The premises of the monument is littered with plastic bottles, garbage, and polythene bags.

Beside the tomb is the graveyard carrying the graves of Sultan and his wives and children. The graveyard, too, is in a shambles.

A local shopkeeper and a poet, Farooq Nawaz said the authorities have not maintained or attempted to restore the monument.

“Authorities have totally ignored this place; nothing has been done for the restoration or preservation of this important monument,” he told The Kashmir Monitor.

“The condition of the tomb is deteriorating with every passing day. It has now become a home to birds. Authorities visited this site many times but did nothing to repair the damaged structure.”

The huge graves stones, which drag the attention of any passers-by, are carved with Arabic words that are deteriorating with each passing day.

Even the names on headstones are not readable anymore.

A local resident, Mujtaba said “The graveyard is not well maintained. Some graves have fully or partially descended into the soil. No one can recognise which grave is of Sultan Zain-Ul-Abidin and which ones of his wives and children.”

“It is also believed that the grave of famous Tartar invader MirzaHaiderDughlat, a cousin of Babar, is also there. It makes the monument more important.”

A few miles distant from the tomb isShahi Masjid, another Mughal-era monument famously known as Pathar Masjid (the mosque of stone).

Shahi Masjid was built by NurJahan, wife of Jahangir, the fourth Mughal Emperor.

Shahi Masjid is rectangular, built of limestone with a cement sloped roof, which a now developed cracks and is broken at the edges.

The roof has turned black. Fungal growth and green mold are found throughout the roof and on the walls of the mosque.

The posterior walls of the Masjid have also turned black, as ASI is not giving attention to this monument as well.

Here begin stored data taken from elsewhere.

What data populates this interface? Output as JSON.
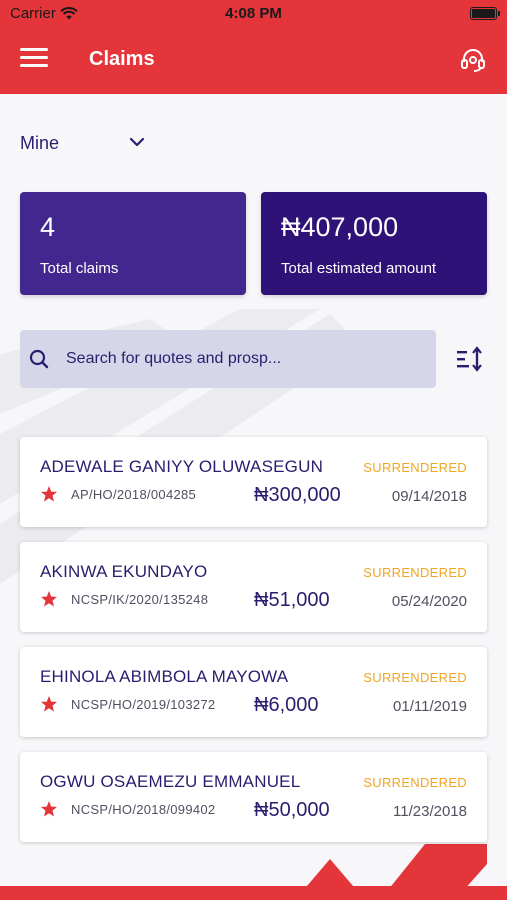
{
  "status_bar": {
    "carrier": "Carrier",
    "time": "4:08 PM"
  },
  "app_bar": {
    "title": "Claims"
  },
  "filter": {
    "selected": "Mine"
  },
  "stats": {
    "claims_value": "4",
    "claims_label": "Total claims",
    "amount_value": "₦407,000",
    "amount_label": "Total estimated amount"
  },
  "search": {
    "placeholder": "Search for quotes and prosp..."
  },
  "claims": [
    {
      "name": "ADEWALE GANIYY OLUWASEGUN",
      "status": "SURRENDERED",
      "ref": "AP/HO/2018/004285",
      "amount": "₦300,000",
      "date": "09/14/2018"
    },
    {
      "name": "AKINWA EKUNDAYO",
      "status": "SURRENDERED",
      "ref": "NCSP/IK/2020/135248",
      "amount": "₦51,000",
      "date": "05/24/2020"
    },
    {
      "name": "EHINOLA ABIMBOLA MAYOWA",
      "status": "SURRENDERED",
      "ref": "NCSP/HO/2019/103272",
      "amount": "₦6,000",
      "date": "01/11/2019"
    },
    {
      "name": "OGWU OSAEMEZU EMMANUEL",
      "status": "SURRENDERED",
      "ref": "NCSP/HO/2018/099402",
      "amount": "₦50,000",
      "date": "11/23/2018"
    }
  ],
  "colors": {
    "brand_red": "#e3353a",
    "primary_purple": "#2b1d6e",
    "status_orange": "#f0a524",
    "star_red": "#e3353a"
  }
}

The back side of the mosque is surrounded by shops that belong to the Jammu and Kashmir Wakf Board, which is the gross violation of the Ancient Monuments and Archaeological Sites and Remains Act, 1958.

As per the Act, the area falling within 100 meter of the limits of a protected monument is prohibited for constructions.

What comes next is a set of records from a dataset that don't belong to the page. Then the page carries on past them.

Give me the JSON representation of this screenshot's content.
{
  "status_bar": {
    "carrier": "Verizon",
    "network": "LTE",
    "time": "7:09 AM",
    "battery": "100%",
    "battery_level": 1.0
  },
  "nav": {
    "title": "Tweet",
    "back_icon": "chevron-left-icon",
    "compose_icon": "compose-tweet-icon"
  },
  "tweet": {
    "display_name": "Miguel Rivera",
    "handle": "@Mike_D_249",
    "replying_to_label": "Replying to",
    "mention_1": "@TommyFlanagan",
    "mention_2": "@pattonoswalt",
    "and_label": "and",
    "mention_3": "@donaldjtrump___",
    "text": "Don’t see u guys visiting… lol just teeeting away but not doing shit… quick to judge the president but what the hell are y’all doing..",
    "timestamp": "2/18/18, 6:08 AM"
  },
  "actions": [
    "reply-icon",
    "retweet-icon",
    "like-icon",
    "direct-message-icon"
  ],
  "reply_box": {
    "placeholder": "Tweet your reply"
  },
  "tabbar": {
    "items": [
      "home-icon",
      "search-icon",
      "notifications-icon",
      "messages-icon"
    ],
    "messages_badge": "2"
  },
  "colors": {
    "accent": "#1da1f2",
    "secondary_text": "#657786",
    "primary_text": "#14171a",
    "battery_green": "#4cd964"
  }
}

A local shopkeeper, Mohammad Shafi said, “The mosque cannot be recognised from its back due to its black walls. The encroachments have changed its shape.”

The grass in the twin lawns of the mosque have grown long.

A local resident, Showkat Ahmad, an auto-driver, said, “The mosque shall have been maintained by the ASI and Jammu and Kashmir Wakf Board, but it is not.”

One of the sides of mosque is fenced with iron grill and has concertina wire coiled around it by the CPRF personnel who are camped just near the mosque.

Superintended ASI, Zulfikar Ali, said, “Every monument that comes under ASI is to be maintained as per norms. I will definitely talk to the in-charge of the particular monuments, and we will take necessary steps to maintain the glory of the monuments.”